Starting in the 1970s and ’80s, however, a number of Jews became extremely prominent as fashion designers. Kenneth Cole, Diane von Furstenberg, Donna Karan, Calvin Klein, Ralph Lauren, Isaac Mizrahi, and others emancipated the United States from the dominance of French designers, and, in some cases, expanded the concept of design beyond apparel to furnishings and other “lifestyle” elements. Many of these Jewish designers had grown up in the business; for example, Donna Karan’s father was a tailor and her mother was a showroom model.

Their desire to create new American styles and trends may have sprung from a desire to transcend a sense of Jewish outsiderness. As author Michael Gross has written in his fine biography of Ralph Lauren, “Genuine Authentic,” the yeshiva boy from the Bronx (born Ralph Lifshitz) reinvented a WASP image to which all Americans could aspire; Gross calls him the “ultimate millennium marketing man, selling the promise of self-recreation for the price of a pair of pants.”

These days, assimilation is less trendy than overt ethnicity. So Levi Okunov, the 27-year-old son of a Lubavitcher rabbi, is dressing women in recycled velvet Torah mantles and in gowns that sport English, Yiddish and Arabic verses by Rumi, the 13th-century Sufi poet. Meanwhile, the Brazilian Jewish designer Alexandre Herchcovitch and the non-Jewish French designer Jean Paul Gaultier drape their models in Jewish symbols — everything from Star of David necklaces to (in Gaultier’s case) bright pink chasidic garb.

So that the history of the Jewish involvement in the garment industry would not be forgotten, Dillon conceived the idea of a film on the topic. She approached Steven Fischler, whose acclaimed documentaries include “The Free Voice of Labor: Jewish Anarchists,” about early 20th-century American Jewish anarchists, and “From Swastika to Jim Crow,” about German Jewish refugees who ended up teaching in black colleges in the South. Fischler embraced the project; the resulting hour-long film, which he co-directed with Joel Sucher, “Dressing America: Tales From The Garment Center” ran in January at the New York Jewish Film Festival and is now touring nationwide.

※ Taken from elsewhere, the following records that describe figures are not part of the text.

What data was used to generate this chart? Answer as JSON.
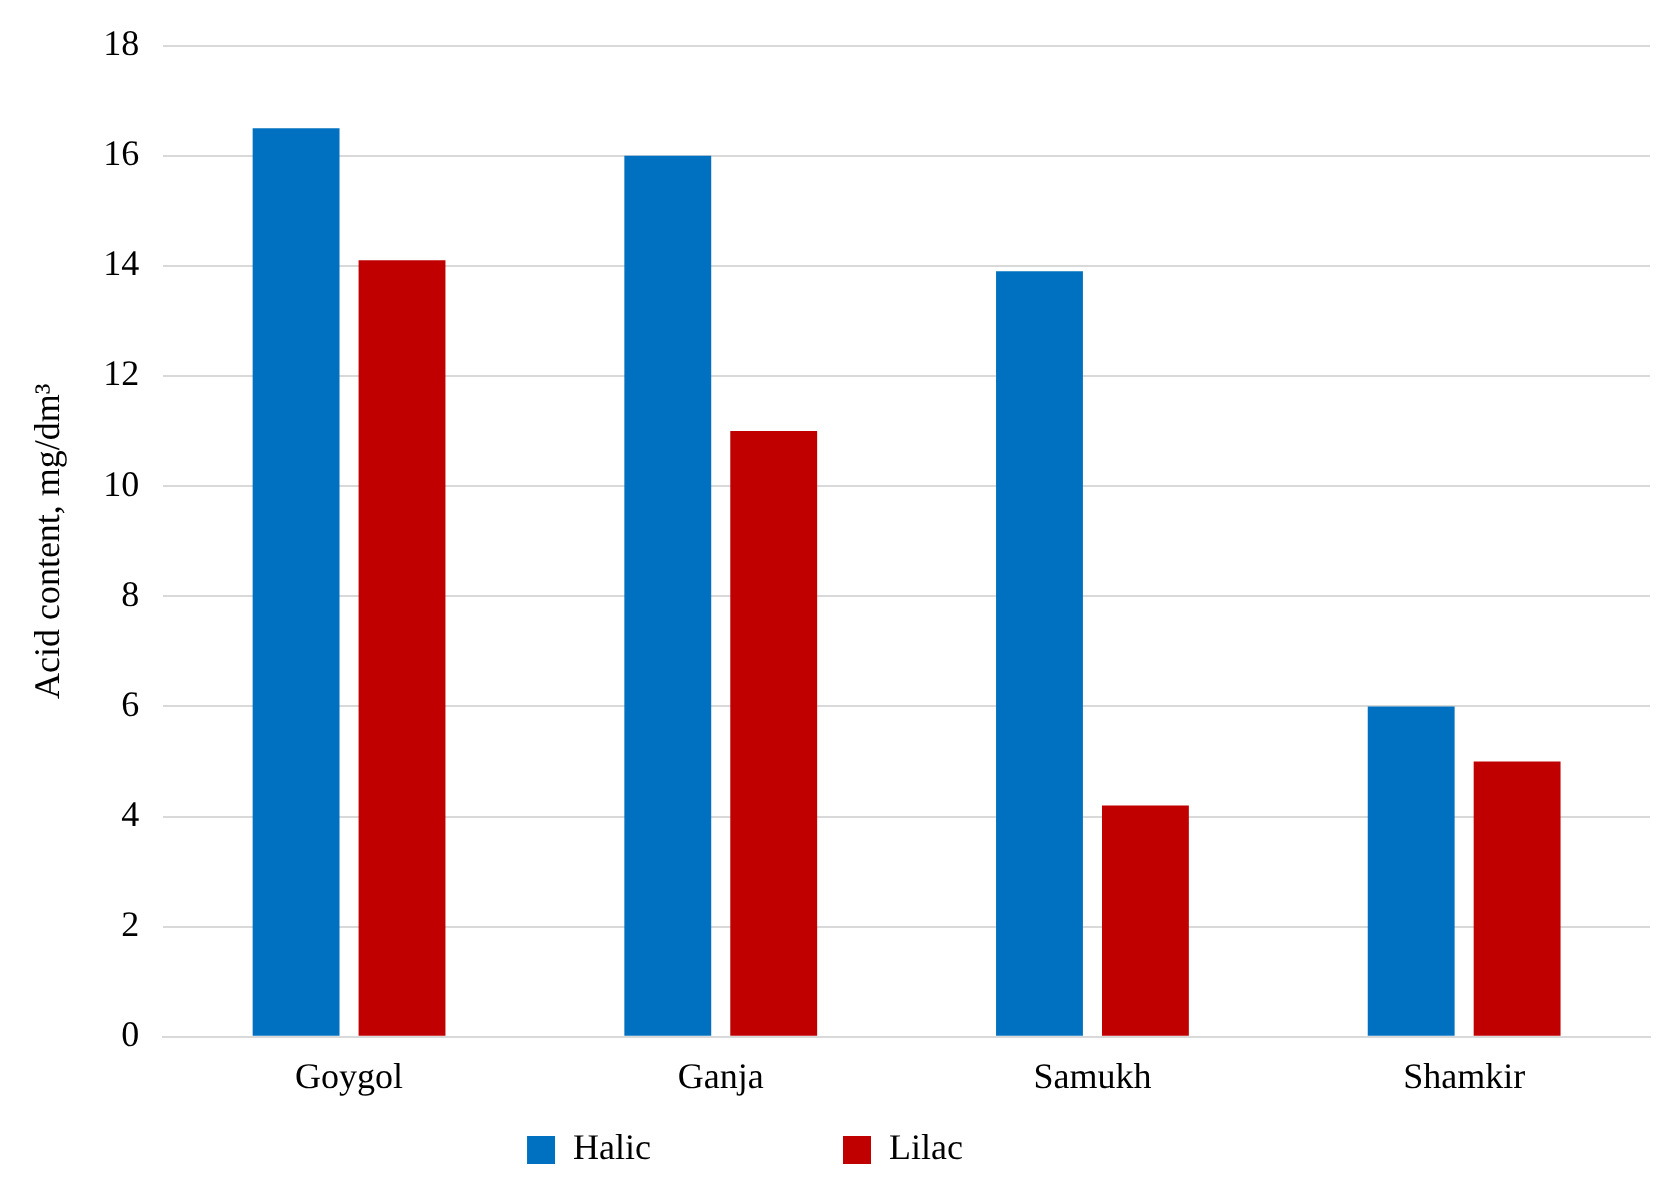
{
  "chart_data": {
    "type": "bar",
    "ylabel": "Acid content, mg/dm³",
    "categories": [
      "Goygol",
      "Ganja",
      "Samukh",
      "Shamkir"
    ],
    "series": [
      {
        "name": "Halic",
        "color": "#0070c0",
        "values": [
          16.5,
          16,
          13.9,
          6
        ]
      },
      {
        "name": "Lilac",
        "color": "#c00000",
        "values": [
          14.1,
          11,
          4.2,
          5
        ]
      }
    ],
    "ylim": [
      0,
      18
    ],
    "yticks": [
      0,
      2,
      4,
      6,
      8,
      10,
      12,
      14,
      16,
      18
    ],
    "grid": "y",
    "legend": "bottom"
  }
}
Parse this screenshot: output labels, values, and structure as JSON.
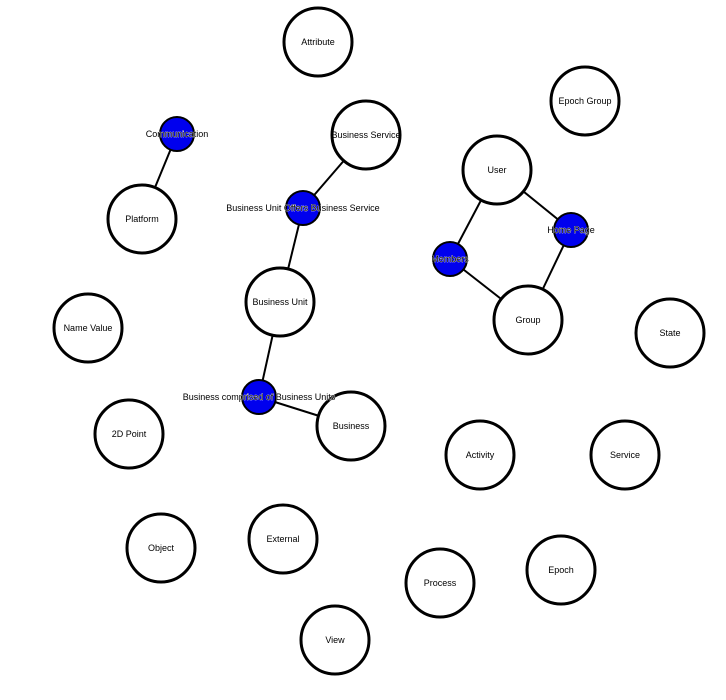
{
  "colors": {
    "background": "#ffffff",
    "entity_fill": "#ffffff",
    "entity_stroke": "#000000",
    "relationship_fill": "#0000ee",
    "edge": "#000000"
  },
  "entities": [
    {
      "id": "attribute",
      "label": "Attribute"
    },
    {
      "id": "epoch-group",
      "label": "Epoch Group"
    },
    {
      "id": "business-service",
      "label": "Business Service"
    },
    {
      "id": "user",
      "label": "User"
    },
    {
      "id": "platform",
      "label": "Platform"
    },
    {
      "id": "business-unit",
      "label": "Business Unit"
    },
    {
      "id": "group",
      "label": "Group"
    },
    {
      "id": "name-value",
      "label": "Name Value"
    },
    {
      "id": "state",
      "label": "State"
    },
    {
      "id": "2d-point",
      "label": "2D Point"
    },
    {
      "id": "business",
      "label": "Business"
    },
    {
      "id": "activity",
      "label": "Activity"
    },
    {
      "id": "service",
      "label": "Service"
    },
    {
      "id": "object",
      "label": "Object"
    },
    {
      "id": "external",
      "label": "External"
    },
    {
      "id": "epoch",
      "label": "Epoch"
    },
    {
      "id": "process",
      "label": "Process"
    },
    {
      "id": "view",
      "label": "View"
    }
  ],
  "relationships": [
    {
      "id": "communication",
      "label": "Communication",
      "connects": [
        "platform"
      ]
    },
    {
      "id": "business-unit-offers-business-service",
      "label": "Business Unit Offers Business Service",
      "connects": [
        "business-service",
        "business-unit"
      ]
    },
    {
      "id": "home-page",
      "label": "Home Page",
      "connects": [
        "user",
        "group"
      ]
    },
    {
      "id": "members",
      "label": "Members",
      "connects": [
        "user",
        "group"
      ]
    },
    {
      "id": "business-comprised-of-business-units",
      "label": "Business comprised of Business Units",
      "connects": [
        "business-unit",
        "business"
      ]
    }
  ]
}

Fischler said that his latest work explores how the “energy that Jews brought gave birth to the multi-billion-dollar fashion industry.” He compared the garment district to a “small village of tradesmen,” in which hundreds of mom and pop businesses, with common Jewish roots, formed a web of both commercial and personal relationships. This made, he said, for a “heimishe sense of community.”

One of the designers who appear in “Dressing America” is Stan Herman, whose first job as a designer was for Herbert Sondheim, the high-end dress manufacturer who happened to be Stephen Sondheim’s father. Herman, who was a founder of Fashion Week in New York, is best known for his loungewear collections (sold now on the QVC home shopping network) and uniforms for FedEx, Jet Blue, McDonald’s and United Airlines.

Herman told The Jewish Week that Jews remain active in all branches of the clothing business nowadays, even though the garment industry’s “guts have been removed” with globalization. Nowadays, he noted, ninety percent of clothing sold in this country is manufactured in Southeast Asia, South America, and other parts of the developing world. He observed wryly that many New York Jews who are successful are in real estate rather than in garment making. “They’re owning buildings now instead of sewing clothes,” he said. ◆

Ted Merwin, is the paper’s theater critic.